I know people who push off the irrational fear of dying every single day. Now any headache or feeling of malaise seems like confirmation of viral infection. Oof. And then of course real jobs have been lost, real money is missing, real people have died.
There is so much.
So I bring myself back into today. Soon I will put today’s bread into the oven. I will drag the hose over to the veggie beds across the land, and turn the sprinkler on. I will see if there are any flowers to gather. I will continue with the great decluttering project of April. I will make reading lists for Solo and Isaac. I will search the sky for clouds. When will it rain?
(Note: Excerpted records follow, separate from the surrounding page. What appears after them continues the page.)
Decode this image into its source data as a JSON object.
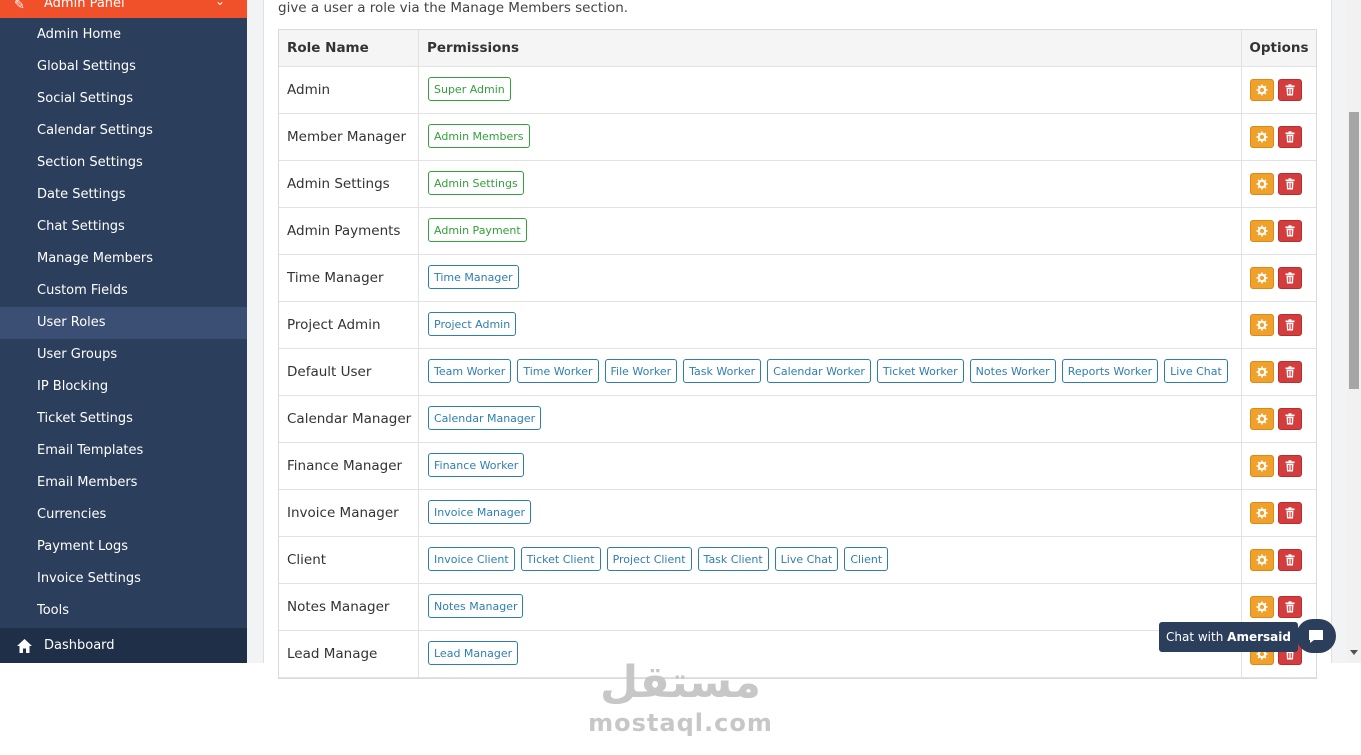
{
  "sidebar": {
    "top_item": "Admin Panel",
    "items": [
      {
        "label": "Admin Home"
      },
      {
        "label": "Global Settings"
      },
      {
        "label": "Social Settings"
      },
      {
        "label": "Calendar Settings"
      },
      {
        "label": "Section Settings"
      },
      {
        "label": "Date Settings"
      },
      {
        "label": "Chat Settings"
      },
      {
        "label": "Manage Members"
      },
      {
        "label": "Custom Fields"
      },
      {
        "label": "User Roles",
        "active": true
      },
      {
        "label": "User Groups"
      },
      {
        "label": "IP Blocking"
      },
      {
        "label": "Ticket Settings"
      },
      {
        "label": "Email Templates"
      },
      {
        "label": "Email Members"
      },
      {
        "label": "Currencies"
      },
      {
        "label": "Payment Logs"
      },
      {
        "label": "Invoice Settings"
      },
      {
        "label": "Tools"
      }
    ],
    "dashboard_label": "Dashboard"
  },
  "main": {
    "intro_text": "give a user a role via the Manage Members section.",
    "table": {
      "headers": {
        "role": "Role Name",
        "permissions": "Permissions",
        "options": "Options"
      },
      "rows": [
        {
          "role": "Admin",
          "permissions": [
            {
              "label": "Super Admin",
              "color": "green"
            }
          ]
        },
        {
          "role": "Member Manager",
          "permissions": [
            {
              "label": "Admin Members",
              "color": "green"
            }
          ]
        },
        {
          "role": "Admin Settings",
          "permissions": [
            {
              "label": "Admin Settings",
              "color": "green"
            }
          ]
        },
        {
          "role": "Admin Payments",
          "permissions": [
            {
              "label": "Admin Payment",
              "color": "green"
            }
          ]
        },
        {
          "role": "Time Manager",
          "permissions": [
            {
              "label": "Time Manager",
              "color": "blue"
            }
          ]
        },
        {
          "role": "Project Admin",
          "permissions": [
            {
              "label": "Project Admin",
              "color": "blue"
            }
          ]
        },
        {
          "role": "Default User",
          "permissions": [
            {
              "label": "Team Worker",
              "color": "blue"
            },
            {
              "label": "Time Worker",
              "color": "blue"
            },
            {
              "label": "File Worker",
              "color": "blue"
            },
            {
              "label": "Task Worker",
              "color": "blue"
            },
            {
              "label": "Calendar Worker",
              "color": "blue"
            },
            {
              "label": "Ticket Worker",
              "color": "blue"
            },
            {
              "label": "Notes Worker",
              "color": "blue"
            },
            {
              "label": "Reports Worker",
              "color": "blue"
            },
            {
              "label": "Live Chat",
              "color": "blue"
            }
          ]
        },
        {
          "role": "Calendar Manager",
          "permissions": [
            {
              "label": "Calendar Manager",
              "color": "blue"
            }
          ]
        },
        {
          "role": "Finance Manager",
          "permissions": [
            {
              "label": "Finance Worker",
              "color": "blue"
            }
          ]
        },
        {
          "role": "Invoice Manager",
          "permissions": [
            {
              "label": "Invoice Manager",
              "color": "blue"
            }
          ]
        },
        {
          "role": "Client",
          "permissions": [
            {
              "label": "Invoice Client",
              "color": "blue"
            },
            {
              "label": "Ticket Client",
              "color": "blue"
            },
            {
              "label": "Project Client",
              "color": "blue"
            },
            {
              "label": "Task Client",
              "color": "blue"
            },
            {
              "label": "Live Chat",
              "color": "blue"
            },
            {
              "label": "Client",
              "color": "blue"
            }
          ]
        },
        {
          "role": "Notes Manager",
          "permissions": [
            {
              "label": "Notes Manager",
              "color": "blue"
            }
          ]
        },
        {
          "role": "Lead Manage",
          "permissions": [
            {
              "label": "Lead Manager",
              "color": "blue"
            }
          ]
        }
      ]
    }
  },
  "chat_widget": {
    "prefix": "Chat with",
    "name": "Amersaid"
  },
  "watermark": {
    "arabic": "مستقل",
    "latin": "mostaql.com"
  },
  "colors": {
    "sidebar_bg": "#2b3e5b",
    "sidebar_active": "#3b4f74",
    "sidebar_top_accent": "#f0512b",
    "tag_green": "#33a03c",
    "tag_blue": "#2e7fb0",
    "gear_button": "#f0a12c",
    "delete_button": "#d43d3d"
  },
  "icons": {
    "sidebar_top": "wrench-icon",
    "dashboard": "home-icon",
    "edit_button": "gear-icon",
    "delete_button": "trash-icon",
    "chat_button": "chat-bubble-icon"
  }
}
I know that if I can write and observe, if I can make things beautiful or witness things being beautiful, if I can joke around with my family, I can be me, even in the midst of unforeseen changes. You can too. You are still you when you can be a part of writing this story for yourself.
That is my main takeaway from these last days, I think. I spend part of every morning facedown in prayer, and then journaling. These are my thoughts. I have them, the journal says to back to my heart. And every night I write a poem. This is how I make sense of the world.
I am thinking about you. There is no one-size-fits-all way to get through a pandemic. But how do you best make sense of the world? As much as it is possible, do these things. Mine happen to be fermenting foods, writing, and drawing. What are yours?
I love you. You have a brilliant mind, and you are allowed to be you in this world, bringing your very own thoughts to these strange days. Don’t forget it.